Find the number of arrangements of the letters of the INDEPENDENCE. In how many of these arrangements, (i)         do the words start with P (ii)        do all the vowels always occur together (iii)       do the vowels never occur together (iv)       do the words begin with I and end in P?

(i)In the word INDEPENDENCE there are 12 letters, of which N appears 3 times, E appears 4 times, D appears 2 times and the rest all are different.
When the words start with P, then there are 11 letters to be filled in 11 spaces. Therefore the total number of ways is
`(11!)/(30!×2!×4!) = 138600.`
2. The vowels EEEEI are to be kept together and should be treated as one unit.

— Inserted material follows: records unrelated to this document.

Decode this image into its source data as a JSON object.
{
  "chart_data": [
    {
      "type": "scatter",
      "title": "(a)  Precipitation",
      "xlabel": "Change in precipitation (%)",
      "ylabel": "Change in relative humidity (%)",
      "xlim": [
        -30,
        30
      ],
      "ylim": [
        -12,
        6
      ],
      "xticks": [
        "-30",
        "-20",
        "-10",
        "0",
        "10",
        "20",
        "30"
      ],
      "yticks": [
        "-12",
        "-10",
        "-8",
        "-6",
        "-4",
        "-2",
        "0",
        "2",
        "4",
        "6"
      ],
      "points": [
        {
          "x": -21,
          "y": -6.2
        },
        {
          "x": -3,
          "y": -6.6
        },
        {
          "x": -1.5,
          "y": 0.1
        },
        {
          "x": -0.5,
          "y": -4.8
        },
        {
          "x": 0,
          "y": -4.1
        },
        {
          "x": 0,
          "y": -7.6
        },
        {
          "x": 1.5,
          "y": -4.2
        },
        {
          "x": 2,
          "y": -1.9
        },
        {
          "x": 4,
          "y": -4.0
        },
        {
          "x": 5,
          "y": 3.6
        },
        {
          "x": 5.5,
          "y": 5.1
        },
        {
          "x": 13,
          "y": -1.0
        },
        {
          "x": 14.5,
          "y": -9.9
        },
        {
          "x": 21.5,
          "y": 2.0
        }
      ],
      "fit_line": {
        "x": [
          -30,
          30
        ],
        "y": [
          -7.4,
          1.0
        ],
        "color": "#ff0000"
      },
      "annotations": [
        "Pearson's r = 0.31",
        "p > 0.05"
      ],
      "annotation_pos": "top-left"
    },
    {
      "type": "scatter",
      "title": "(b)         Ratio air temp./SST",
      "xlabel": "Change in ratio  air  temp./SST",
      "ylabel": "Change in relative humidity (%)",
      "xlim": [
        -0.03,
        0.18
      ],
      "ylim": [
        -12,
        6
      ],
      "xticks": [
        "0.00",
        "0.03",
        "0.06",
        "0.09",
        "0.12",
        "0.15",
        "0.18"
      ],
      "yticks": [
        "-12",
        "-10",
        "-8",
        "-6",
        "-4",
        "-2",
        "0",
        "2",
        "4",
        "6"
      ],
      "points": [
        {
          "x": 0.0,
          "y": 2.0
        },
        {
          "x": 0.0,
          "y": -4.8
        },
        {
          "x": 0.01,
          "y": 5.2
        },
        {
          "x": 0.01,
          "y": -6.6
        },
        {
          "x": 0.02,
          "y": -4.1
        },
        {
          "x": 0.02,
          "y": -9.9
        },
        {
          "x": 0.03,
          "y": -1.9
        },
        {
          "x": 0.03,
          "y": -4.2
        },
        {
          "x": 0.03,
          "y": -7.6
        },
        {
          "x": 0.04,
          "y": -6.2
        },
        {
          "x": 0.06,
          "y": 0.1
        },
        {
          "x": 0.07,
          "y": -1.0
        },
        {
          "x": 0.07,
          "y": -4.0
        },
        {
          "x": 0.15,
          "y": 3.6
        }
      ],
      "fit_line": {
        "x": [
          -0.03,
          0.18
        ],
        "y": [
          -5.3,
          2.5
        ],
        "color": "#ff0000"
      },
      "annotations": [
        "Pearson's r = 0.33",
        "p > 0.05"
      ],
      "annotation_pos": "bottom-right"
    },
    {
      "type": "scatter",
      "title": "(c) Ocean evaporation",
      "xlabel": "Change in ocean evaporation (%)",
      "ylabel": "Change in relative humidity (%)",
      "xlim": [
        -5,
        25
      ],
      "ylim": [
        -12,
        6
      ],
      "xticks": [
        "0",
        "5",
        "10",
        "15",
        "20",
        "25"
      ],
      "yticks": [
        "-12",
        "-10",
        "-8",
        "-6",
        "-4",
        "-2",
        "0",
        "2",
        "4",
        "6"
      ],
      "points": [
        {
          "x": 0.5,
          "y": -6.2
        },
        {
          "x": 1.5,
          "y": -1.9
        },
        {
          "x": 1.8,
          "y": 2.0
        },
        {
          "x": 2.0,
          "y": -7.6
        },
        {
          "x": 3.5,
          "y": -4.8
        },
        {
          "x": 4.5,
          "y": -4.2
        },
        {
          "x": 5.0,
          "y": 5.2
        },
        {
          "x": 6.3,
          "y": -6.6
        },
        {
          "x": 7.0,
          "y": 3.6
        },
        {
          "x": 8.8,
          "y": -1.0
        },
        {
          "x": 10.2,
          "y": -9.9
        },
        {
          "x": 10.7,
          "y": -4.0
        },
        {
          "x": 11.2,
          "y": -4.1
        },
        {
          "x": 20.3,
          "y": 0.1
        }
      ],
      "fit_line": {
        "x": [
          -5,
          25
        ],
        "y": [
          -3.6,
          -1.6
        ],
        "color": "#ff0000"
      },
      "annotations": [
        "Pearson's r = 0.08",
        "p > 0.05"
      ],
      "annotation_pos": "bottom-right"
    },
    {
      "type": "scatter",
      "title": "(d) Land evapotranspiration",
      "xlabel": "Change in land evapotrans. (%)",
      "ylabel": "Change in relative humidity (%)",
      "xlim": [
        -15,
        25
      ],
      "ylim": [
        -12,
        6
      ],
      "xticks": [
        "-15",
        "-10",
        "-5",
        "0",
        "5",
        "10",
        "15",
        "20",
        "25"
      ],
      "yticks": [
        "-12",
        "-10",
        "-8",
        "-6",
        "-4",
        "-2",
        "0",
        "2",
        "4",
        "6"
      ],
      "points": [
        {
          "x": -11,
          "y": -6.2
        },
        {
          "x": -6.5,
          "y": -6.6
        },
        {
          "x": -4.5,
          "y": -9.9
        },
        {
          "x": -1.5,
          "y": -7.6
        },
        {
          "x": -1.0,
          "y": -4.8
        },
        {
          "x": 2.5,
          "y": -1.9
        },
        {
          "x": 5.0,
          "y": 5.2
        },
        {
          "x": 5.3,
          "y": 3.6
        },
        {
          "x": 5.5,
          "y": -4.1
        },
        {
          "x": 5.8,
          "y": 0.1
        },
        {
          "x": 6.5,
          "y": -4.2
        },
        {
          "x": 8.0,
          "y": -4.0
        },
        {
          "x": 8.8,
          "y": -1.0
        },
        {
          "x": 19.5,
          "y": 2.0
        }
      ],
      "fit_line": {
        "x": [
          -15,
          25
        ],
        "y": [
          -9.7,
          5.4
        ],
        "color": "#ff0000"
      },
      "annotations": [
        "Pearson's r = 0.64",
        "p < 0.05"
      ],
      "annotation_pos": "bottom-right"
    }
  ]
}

Then these vowels can be arranged in `(5!)/(4!)` ways. This single unit together with 7 letter will count to units, can be arranged in `(8!)/(3!×2!)`.
Therefore the total number of ways `(5!)/(4!)×(8!)/(3!×2!) = 16800. `
3. Number of ways of arrangement with vowels do not come together
= Total arrangement – vowels coming together. `
= (12!)/(3!×2!×4!) – 16800 = 1663200 – 16800 = 1646400. `
4. When the words start with I and ends with P, then there are 10 letters to be filled in 10 spaces.
Therefore the total number of ways is `(10!)/(3!×2!×4!) = 12600`